Angel Garcia - l'Union de Reims

LORSQU'IL sera grand, ce petit garçon aura droit plus d'une fois au récit de sa naissance. Une naissance mouvementée qui a eu lieu comme jadis : à domicile.

Dans son cas, contrairement à ce que veut l'air du temps, ce n'était ni voulu, ni chaleureux. Improvisé et violent, commencé sur la lunette des WC et fini sur le lino du salon, voilà à quoi a ressemblé l'accouchement de sa maman, Cindy Parpette, le mercredi 29 avril à 4 h 20 du matin.

« Revenez demain »

Cindy a 21 ans, David aussi. Elle est robuste, il touche une pension Cotorep pour un léger handicap mental. Ils vivent au 14e étage d'une tour de la rue des Pivoines, Ronde-Couture. Ils ont une fille, Kelly, de deux ans et demi.

Le petit frère de Kelly était prévu pour le dimanche 26 avril. Sans doute se plaisait-il dans le ventre de sa maman, puisque le 26 avril il s'y tenait encore bien au chaud.

A la maternité de l'hôpital de Manchester, ce même dimanche, on rassure la mère. « Tout va bien. Rentrez chez vous, revenez demain. »

La sage-femme qui l'ausculte le lundi 27 lui dit la même chose. Idem le mardi.

Cindy lui précise (nous dit-elle) qu'elle fait tous les trajets en bus car elle et son compagnon n'ont pas de voiture. Elle rentre chez elle inquiète. Dans la nuit qui suit, Cindy éprouve de petites douleurs. Elle a déjà donné la vie : ce ne sont pas des contractions sérieuses, pense-t-elle.
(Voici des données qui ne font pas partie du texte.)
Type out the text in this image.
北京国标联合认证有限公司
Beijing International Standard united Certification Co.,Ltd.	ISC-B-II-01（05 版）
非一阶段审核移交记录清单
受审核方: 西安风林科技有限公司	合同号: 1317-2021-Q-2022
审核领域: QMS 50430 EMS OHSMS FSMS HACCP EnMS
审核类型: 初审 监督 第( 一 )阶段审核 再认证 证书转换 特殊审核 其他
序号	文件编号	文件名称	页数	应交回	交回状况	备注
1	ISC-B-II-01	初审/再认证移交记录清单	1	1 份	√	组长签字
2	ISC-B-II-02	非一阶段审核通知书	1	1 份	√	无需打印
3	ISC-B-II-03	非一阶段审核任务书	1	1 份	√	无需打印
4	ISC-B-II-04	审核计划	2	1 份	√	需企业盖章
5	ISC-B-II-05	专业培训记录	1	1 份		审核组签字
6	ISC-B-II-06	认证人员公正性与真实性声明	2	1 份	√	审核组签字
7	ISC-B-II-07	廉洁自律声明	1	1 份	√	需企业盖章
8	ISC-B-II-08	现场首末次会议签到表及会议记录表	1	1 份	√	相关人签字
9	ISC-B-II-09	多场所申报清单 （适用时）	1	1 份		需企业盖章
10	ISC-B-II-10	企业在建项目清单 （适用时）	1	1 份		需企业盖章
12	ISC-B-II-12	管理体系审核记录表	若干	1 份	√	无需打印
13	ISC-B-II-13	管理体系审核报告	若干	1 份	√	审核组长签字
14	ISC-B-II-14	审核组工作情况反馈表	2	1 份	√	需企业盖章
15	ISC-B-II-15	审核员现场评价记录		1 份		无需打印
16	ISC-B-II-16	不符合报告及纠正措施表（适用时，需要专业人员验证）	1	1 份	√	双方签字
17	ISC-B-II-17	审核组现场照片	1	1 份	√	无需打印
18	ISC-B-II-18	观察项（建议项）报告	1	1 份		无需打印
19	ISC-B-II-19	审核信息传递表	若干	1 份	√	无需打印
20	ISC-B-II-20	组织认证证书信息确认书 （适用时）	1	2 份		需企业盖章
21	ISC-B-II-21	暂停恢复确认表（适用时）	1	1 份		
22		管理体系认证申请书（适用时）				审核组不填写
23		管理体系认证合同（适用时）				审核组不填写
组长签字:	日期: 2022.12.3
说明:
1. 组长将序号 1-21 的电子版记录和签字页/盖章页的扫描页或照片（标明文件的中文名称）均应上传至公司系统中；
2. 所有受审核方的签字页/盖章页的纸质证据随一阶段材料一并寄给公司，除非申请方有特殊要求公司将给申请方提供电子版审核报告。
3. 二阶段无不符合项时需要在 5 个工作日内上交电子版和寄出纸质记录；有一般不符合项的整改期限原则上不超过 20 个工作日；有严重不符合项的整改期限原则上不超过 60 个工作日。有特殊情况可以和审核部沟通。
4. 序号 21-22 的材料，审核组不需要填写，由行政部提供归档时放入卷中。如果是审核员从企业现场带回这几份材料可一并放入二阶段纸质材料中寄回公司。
« Mes deux mains pour le retenir »

Mais à 4 h 15 du matin, cette fois elle ne peut plus douter. La douleur est intense. Elle file aux toilettes pour un besoin naturel… et découvre avec effroi la tête de son bébé en train de sortir. « J'ai vraiment cru qu'il allait tomber. J'ai mis mes deux mains sous moi pour le retenir. »

A 4 h 20, elle appelle David à l'aide. « Je me suis précipité et j'ai vu la tête qui dépassait, témoigne le compagnon. J'ai pris ma femme sous le bras et je l'ai portée jusqu'au salon. J'ai mis la couverture du canapé par terre, j'ai pas eu le temps de mettre un coussin sous sa tête ou de remplir une bassine d'eau. Il y avait du sang et du liquide amniotique partout, je paniquais. Le bébé est sorti quelques instants plus tard. Je l'ai pris dans mes bras. »

A leurs côtés, se tiennent une voisine et William Evrard, le frère de David, qui appelle les secours.

D'abord le Samu, qui tente de l'aider, à distance. « Si je vous dis qu'elle accouche, c'est qu'elle accouche ! » lance-t-il à l'urgentiste qui a du mal à le croire.

Appelés ensuite, les pompiers de Charleville sont les premiers sur les lieux.

Ce sont eux qui coupent le cordon ombilical et mettent le bébé au chaud.

L'ambulance arrive peu après.

Elle prend en charge la maman et son nouveau-né. Pas le papa, faute de place.

Une lettre au ministre

« Il faut reconnaître que le bébé va bien et c'est le principal », reconnaît aujourd'hui Cindy Parpette, caressant son adorable bout de chou de six jours.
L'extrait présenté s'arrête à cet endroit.